Bei dem hdak Kubus habt ihr – wie bereits zuvor – mit dem Architekturbüro gernot schulz zusammen gearbeitet. Welche Vorteile seht ihr in Kooperationen zwischen einzelnen Büros?

Kompetenzen, Interessen verschmelzen zu einem ganz neuen, gemeinsamen Ansatz. Daraus entstehen oft ungewöhnliche Ergebnisse. Man lernt, über den Tellerrand hinaus zu blicken. Gute Kooperationen entstehen aber erst über einen längeren Zeitraum und mehrere Projekte. Man lernt sich durch diese Art der Zusammenarbeit sehr gut kennen, man reibt sich immer wieder aneinander während dieser Prozesse. Daraus können dann aber auch gute Freundschaften entstehen.

In welchen Bereichen seht ihr euch als geeignete Kooperationspartner? Warum?

Wie gesagt sind wir allen Disziplinen gegenüber sehr offen. Unser Ansatz verfolgt immer eine gute Gestaltung, das ist disziplinübergreifend und läßt sich somit nicht in irgendeine Schublade stecken.
Wir sind jung, unverbraucht, Stromberg würde sagen “…sowas gibts´sonst nur auf dem Kinderstrich”!
Da wir üblicherweise nicht aus den Branchen kommen, mit denen wir zusammenarbeiten, haben wir einen losgelösten Blick auf die Aufgabenstellung, dabei scheuen wir uns nicht vor dem Risiko, auch mal anzuecken.

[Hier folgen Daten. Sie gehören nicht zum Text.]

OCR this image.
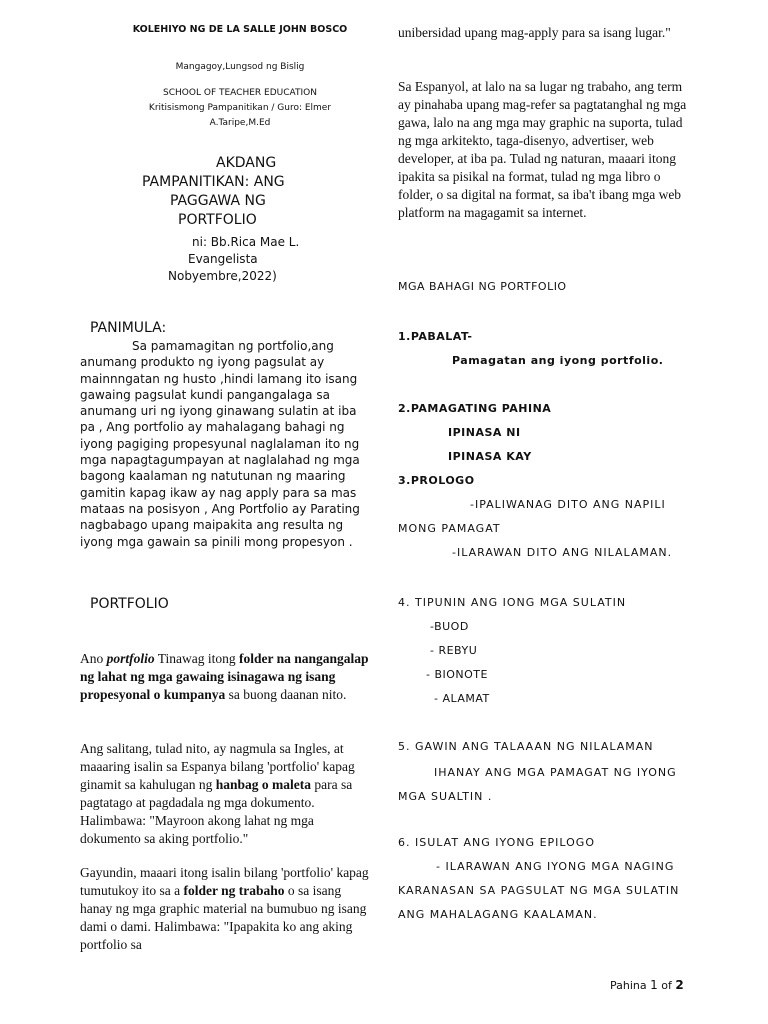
KOLEHIYO NG DE LA SALLE JOHN BOSCO
Mangagoy,Lungsod ng Bislig
SCHOOL OF TEACHER EDUCATION
Kritisismong Pampanitikan / Guro: Elmer A.Taripe,M.Ed
AKDANG
PAMPANITIKAN: ANG
PAGGAWA NG
PORTFOLIO
ni: Bb.Rica Mae L.
Evangelista
Nobyembre,2022)
PANIMULA:
Sa pamamagitan ng portfolio,ang anumang produkto ng iyong pagsulat ay mainnngatan ng husto ,hindi lamang ito isang gawaing pagsulat kundi pangangalaga sa anumang uri ng iyong ginawang sulatin at iba pa , Ang portfolio ay mahalagang bahagi ng iyong pagiging propesyunal naglalaman ito ng mga napagtagumpayan at naglalahad ng mga bagong kaalaman ng natutunan ng maaring gamitin kapag ikaw ay nag apply para sa mas mataas na posisyon , Ang Portfolio ay Parating nagbabago upang maipakita ang resulta ng iyong mga gawain sa pinili mong propesyon .
PORTFOLIO

Ano portfolio Tinawag itong folder na nangangalap ng lahat ng mga gawaing isinagawa ng isang propesyonal o kumpanya sa buong daanan nito.

Ang salitang, tulad nito, ay nagmula sa Ingles, at maaaring isalin sa Espanya bilang 'portfolio' kapag ginamit sa kahulugan ng hanbag o maleta para sa pagtatago at pagdadala ng mga dokumento. Halimbawa: "Mayroon akong lahat ng mga dokumento sa aking portfolio."

Gayundin, maaari itong isalin bilang 'portfolio' kapag tumutukoy ito sa a folder ng trabaho o sa isang hanay ng mga graphic material na bumubuo ng isang dami o dami. Halimbawa: "Ipapakita ko ang aking portfolio sa

unibersidad upang mag-apply para sa isang lugar."
Sa Espanyol, at lalo na sa lugar ng trabaho, ang term ay pinahaba upang mag-refer sa pagtatanghal ng mga gawa, lalo na ang mga may graphic na suporta, tulad ng mga arkitekto, taga-disenyo, advertiser, web developer, at iba pa. Tulad ng naturan, maaari itong ipakita sa pisikal na format, tulad ng mga libro o folder, o sa digital na format, sa iba't ibang mga web platform na magagamit sa internet.
MGA BAHAGI NG PORTFOLIO
1.PABALAT-
Pamagatan ang iyong portfolio.
2.PAMAGATING PAHINA
IPINASA NI
IPINASA KAY
3.PROLOGO
-IPALIWANAG DITO ANG NAPILI
MONG PAMAGAT
-ILARAWAN DITO ANG NILALAMAN.
4. TIPUNIN ANG IONG MGA SULATIN
-BUOD
- REBYU
- BIONOTE
- ALAMAT
5. GAWIN ANG TALAAAN NG NILALAMAN
IHANAY ANG MGA PAMAGAT NG IYONG
MGA SUALTIN .
6. ISULAT ANG IYONG EPILOGO
- ILARAWAN ANG IYONG MGA NAGING
KARANASAN SA PAGSULAT NG MGA SULATIN
ANG MAHALAGANG KAALAMAN.
Pahina 1 of 2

In einigen Projekten (hdak-kubus & ergosign) spielt die LINIE eine wichtige Rolle? Was bedeutet eine Linie für Euch emotional?

Der erste gemeinsame Entwurf, der entstand, basierte auf unserer Faszination für den Strich. Das hat sich seit unserer Bürogründung nicht geändert. Wir wollen dabei aber nicht auf die Grafik allein festgenagelt werden – die Linie hat genauso Auswirkung auf alle anderen unserer Arbeiten, ob nun skulptural, im Film oder der Fotografie.
Die Linie ist in ihrer Erscheinung das absolute Minimum, birgt aber zugleich unzählige Charaktere in sich: streng oder spontan, dynamisch oder statisch, filigran oder brachial – laut oder leise!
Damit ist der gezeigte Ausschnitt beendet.